Trojan TD pass punches out Black Bears, 34-7

ORIGINALLY WRITTEN DON RATZLAFF
In a game where Hillsboro had made a night of throwing short body punches, it was the big right hook that ultimately knocked out Sterling during the Trojans’ season-opening 34-7 win Friday night at Tabor Field.


Backup quarterback Dustin Jost’s long pass to wide receiver Layne Frick down the right sideline came out of the blue with 5:47 left in the first half. The 68-yard score gave Hillsboro a 21-7 lead and broke open what had been a tight contest between two MCAA Mid Division foes.


Prior to that call, 21 of the Trojans’ 22 offensive plays were punches to the gut of the Sterling defensive line on runs by seniors Ross Duerksen and Phillip Terrell with a few blows from juniors Alan Yoder and Kris Jones.


The strategy had staked Hillsboro to a 14-7 lead, but this young Sterling squad-12 sophomores started-still looked formidable against the favored Trojans.

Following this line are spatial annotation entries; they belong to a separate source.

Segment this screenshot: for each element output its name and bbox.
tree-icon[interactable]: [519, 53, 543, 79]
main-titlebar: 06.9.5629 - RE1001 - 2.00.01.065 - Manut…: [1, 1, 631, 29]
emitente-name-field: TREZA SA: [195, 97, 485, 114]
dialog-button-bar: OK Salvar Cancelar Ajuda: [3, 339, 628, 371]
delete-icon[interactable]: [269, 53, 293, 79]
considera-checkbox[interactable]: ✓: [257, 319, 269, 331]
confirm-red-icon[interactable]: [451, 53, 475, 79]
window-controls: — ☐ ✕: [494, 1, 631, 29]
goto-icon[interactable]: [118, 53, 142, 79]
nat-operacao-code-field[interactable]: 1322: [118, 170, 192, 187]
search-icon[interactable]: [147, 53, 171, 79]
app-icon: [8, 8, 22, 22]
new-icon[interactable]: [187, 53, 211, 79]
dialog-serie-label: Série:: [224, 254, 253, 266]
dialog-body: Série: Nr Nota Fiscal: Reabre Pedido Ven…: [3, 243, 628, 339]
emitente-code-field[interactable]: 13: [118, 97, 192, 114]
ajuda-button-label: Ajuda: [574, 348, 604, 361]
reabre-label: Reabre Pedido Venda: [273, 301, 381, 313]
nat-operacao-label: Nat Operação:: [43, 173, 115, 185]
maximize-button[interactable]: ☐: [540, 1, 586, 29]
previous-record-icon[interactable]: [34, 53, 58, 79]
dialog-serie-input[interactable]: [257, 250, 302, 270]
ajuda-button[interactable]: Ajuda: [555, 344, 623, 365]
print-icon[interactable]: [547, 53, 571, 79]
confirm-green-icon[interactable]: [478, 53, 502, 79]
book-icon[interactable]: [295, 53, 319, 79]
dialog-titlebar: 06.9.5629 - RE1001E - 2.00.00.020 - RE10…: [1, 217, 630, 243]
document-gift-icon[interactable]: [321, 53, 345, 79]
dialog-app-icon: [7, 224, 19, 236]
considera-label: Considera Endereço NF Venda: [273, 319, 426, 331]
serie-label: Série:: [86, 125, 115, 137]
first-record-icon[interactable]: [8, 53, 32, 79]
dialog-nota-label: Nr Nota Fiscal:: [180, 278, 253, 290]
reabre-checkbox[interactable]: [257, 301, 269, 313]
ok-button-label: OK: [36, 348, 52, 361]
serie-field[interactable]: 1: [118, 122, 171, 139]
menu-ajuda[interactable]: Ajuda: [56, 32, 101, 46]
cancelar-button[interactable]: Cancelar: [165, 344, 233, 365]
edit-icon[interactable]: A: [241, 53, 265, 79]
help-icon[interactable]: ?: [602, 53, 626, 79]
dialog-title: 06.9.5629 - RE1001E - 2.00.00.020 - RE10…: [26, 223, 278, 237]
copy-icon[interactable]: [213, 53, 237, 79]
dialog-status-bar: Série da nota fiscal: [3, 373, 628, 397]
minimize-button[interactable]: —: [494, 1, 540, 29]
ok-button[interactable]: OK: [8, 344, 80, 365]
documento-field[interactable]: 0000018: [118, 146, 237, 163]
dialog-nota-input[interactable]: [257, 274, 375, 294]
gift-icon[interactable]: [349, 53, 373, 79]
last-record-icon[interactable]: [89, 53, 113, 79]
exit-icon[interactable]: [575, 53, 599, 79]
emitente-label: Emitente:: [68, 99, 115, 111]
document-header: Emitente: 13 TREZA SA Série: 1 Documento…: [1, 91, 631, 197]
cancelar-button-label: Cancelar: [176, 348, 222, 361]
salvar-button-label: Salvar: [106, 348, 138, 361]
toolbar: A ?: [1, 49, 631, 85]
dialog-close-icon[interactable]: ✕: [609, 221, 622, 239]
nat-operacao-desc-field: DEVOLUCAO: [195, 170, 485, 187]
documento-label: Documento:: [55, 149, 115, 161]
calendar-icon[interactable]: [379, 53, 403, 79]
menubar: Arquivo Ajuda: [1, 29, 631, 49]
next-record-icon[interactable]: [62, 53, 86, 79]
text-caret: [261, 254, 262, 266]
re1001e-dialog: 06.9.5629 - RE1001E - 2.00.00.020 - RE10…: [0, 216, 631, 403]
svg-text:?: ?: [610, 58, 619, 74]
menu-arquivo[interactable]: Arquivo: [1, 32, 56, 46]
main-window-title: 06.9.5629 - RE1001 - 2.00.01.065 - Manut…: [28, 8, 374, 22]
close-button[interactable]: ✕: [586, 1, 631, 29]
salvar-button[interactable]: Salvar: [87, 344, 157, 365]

Hillsboro had scored first on a one-yard dive by Terrell with 5:11 left in the first quarter. The Trojans took the opening kickoff and marched-almost exclusively on the legs of Duerksen-from its own 31-yard line to the Black Bear 35 before stalling out. Adam Woods’ pooch punt backed Sterling to its own 7-yard line.


Two plays later, quarterback Travis Cook fumbled and James Bina recovered for Hillsboro on the 7. Terrell scored three plays later. Bina’s extra-point kick was blocked, so the lead stayed at 6-0.


Sterling struck back with a haymaker of its own. On the first play after the kickoff, Black Bear tailback Derek Schneider stepped practically untouched through the Trojan front wall and raced 73 yards for the score. The PAT kick gave Sterling a 7-6 lead.


After the two teams traded possessions, Hillsboro took over on its own 29-yard line with nine seconds left in the opening quarter.


With Jost getting his first chance to direct the offense, the Trojans scored seven plays later on a 24-yard scamper down the left sideline by Yoder. Jost’s two-point-conversion pass to Steven Chisholm made the score 14-7 with 9:07 left in the first half.


In the driver’s seat with a 21-7 lead at intermission, Hillsboro added two scores in the second half. The first came when Ronnie Davis, the Trojans’ 5-8, 248-pound senior noseguard, picked up a Dallas Schnurr fumble on the second play of the third quarter and rumbled 44 yards for the touchdown.


The Trojans’ final score came late in the game when Duerksen took the handoff from Jost and ran the ball in from seven yards out. The play capped the Trojans’ most impressive drive of the night, which started from their own 31-yard line at the 6:40 mark of the final quarter and ended 12 plays later with a meager 41 seconds left to play.


Duerksen finished as the Trojans’ rushing leader with 70 yards on 15 carries. As a team, Hillsboro rolled up 182 yards on 41 carries.


Quarterbacks Ronn Coates and Jost each were 2-for-4 throwing the ball and finished with 34 and 82 yards, respectively. Frick caught three of those passes for 102 yards.


“Both quarterbacks played well while they were in there,” said coach Dustin McEwen. “We’ve got a lot of talent at running back, and a lot of guys carried the ball tonight.”


The Trojan coach said he backed away from throwing the ball much because the ground game gave the Trojans a solid lead.


Hillsboro’s defense, meanwhile, was formidable, especially in the first half. Minus Schneider’s 73-yard burst, Sterling managed only 100 rushing yards on 35 carries and only 29 yards through the air on 5-of-7 passing.


“The drives we gave up in the second half were the things we weren’t impressed with,” McEwen said. “The defense, other than the one play, in the first half was great.


“Lots of things pleased me,” McEwen said of his team’s first effort. “I didn’t think we came out too nervous. We came out and played under control.”


The Trojans will try for their second win of the season when they host Halstead on Friday. Game time is 7 p.m.